Not everyone is satisfied with the metaphorical treatment of racism pursued by some SF. I can remember arguing with a friend at college about Star Trek, and how the series explored racial tension and prejudice through Mr Spock. Despite being half-human, Spock was still an outsider, distrusted by many of his human crewmates. My friend believed instead that the series should have been more explicit and specifically explored anti-Black racism. More recently there has been the rise of Black SF writers, who use their work to address issues of race and the Black experience. An anthology of their work was published back in the 1990s as Dark Matters, a pun on the dark matter of astronomy, that is supposed to give the universe its missing mass.

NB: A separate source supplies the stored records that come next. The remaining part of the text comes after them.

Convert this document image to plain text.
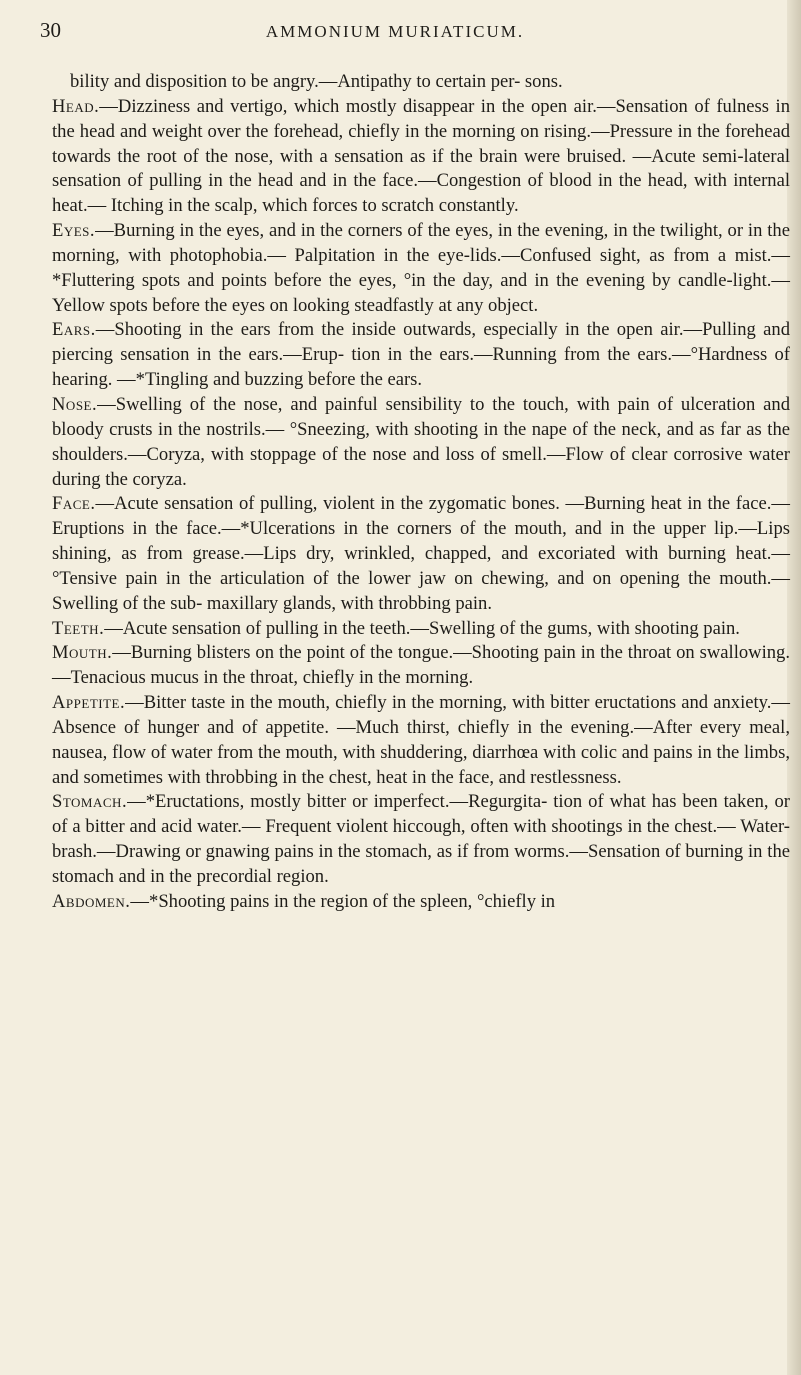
30	AMMONIUM MURIATICUM.

bility and disposition to be angry.—Antipathy to certain per- sons.

Head.—Dizziness and vertigo, which mostly disappear in the open air.—Sensation of fulness in the head and weight over the forehead, chiefly in the morning on rising.—Pressure in the forehead towards the root of the nose, with a sensation as if the brain were bruised. —Acute semi-lateral sensation of pulling in the head and in the face.—Congestion of blood in the head, with internal heat.— Itching in the scalp, which forces to scratch constantly.

Eyes.—Burning in the eyes, and in the corners of the eyes, in the evening, in the twilight, or in the morning, with photophobia.— Palpitation in the eye-lids.—Confused sight, as from a mist.— *Fluttering spots and points before the eyes, °in the day, and in the evening by candle-light.—Yellow spots before the eyes on looking steadfastly at any object.

Ears.—Shooting in the ears from the inside outwards, especially in the open air.—Pulling and piercing sensation in the ears.—Erup- tion in the ears.—Running from the ears.—°Hardness of hearing. —*Tingling and buzzing before the ears.

Nose.—Swelling of the nose, and painful sensibility to the touch, with pain of ulceration and bloody crusts in the nostrils.— °Sneezing, with shooting in the nape of the neck, and as far as the shoulders.—Coryza, with stoppage of the nose and loss of smell.—Flow of clear corrosive water during the coryza.

Face.—Acute sensation of pulling, violent in the zygomatic bones. —Burning heat in the face.—Eruptions in the face.—*Ulcerations in the corners of the mouth, and in the upper lip.—Lips shining, as from grease.—Lips dry, wrinkled, chapped, and excoriated with burning heat.—°Tensive pain in the articulation of the lower jaw on chewing, and on opening the mouth.—Swelling of the sub- maxillary glands, with throbbing pain.

Teeth.—Acute sensation of pulling in the teeth.—Swelling of the gums, with shooting pain.

Mouth.—Burning blisters on the point of the tongue.—Shooting pain in the throat on swallowing.—Tenacious mucus in the throat, chiefly in the morning.

Appetite.—Bitter taste in the mouth, chiefly in the morning, with bitter eructations and anxiety.—Absence of hunger and of appetite. —Much thirst, chiefly in the evening.—After every meal, nausea, flow of water from the mouth, with shuddering, diarrhœa with colic and pains in the limbs, and sometimes with throbbing in the chest, heat in the face, and restlessness.

Stomach.—*Eructations, mostly bitter or imperfect.—Regurgita- tion of what has been taken, or of a bitter and acid water.— Frequent violent hiccough, often with shootings in the chest.— Water-brash.—Drawing or gnawing pains in the stomach, as if from worms.—Sensation of burning in the stomach and in the precordial region.

Abdomen.—*Shooting pains in the region of the spleen, °chiefly in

Even if not explicit, the metaphorical approach allows writers to say what otherwise may not be said, as in the former Soviet Union. There, writers such as the Strugatsky brothers used the ‘Aesopian’ mode – SF as fable – to attack conditions in the Communist state, which would have been subject to censorship and severe punishment if said openly. Over in the capitalist world, the political situation was much freer, but there were still limits to what could be portrayed. Star Trek featured the first interracial kiss, between Kirk and Lt. Uhuru in the episode ‘Plato’s Stepchildren’, but the network faced deep opposition from broadcasters in the Deep South. An indirect treatment also allows people to think about or accept ideas, which they would have rejected through a more straightforward treatment of the subject. Some readers may have been more receptive to anti-racist ideas if presented in the form of aliens than through an explicit treatment of colour prejudice against Blacks and other races.
This anthology, then, promises to be very interesting reading both through the tales themselves, and what they have to say about the times in which they were written. Times in which Science Fiction was joining the other voices denouncing racism and demanding equality and freedom for all, human and non-human.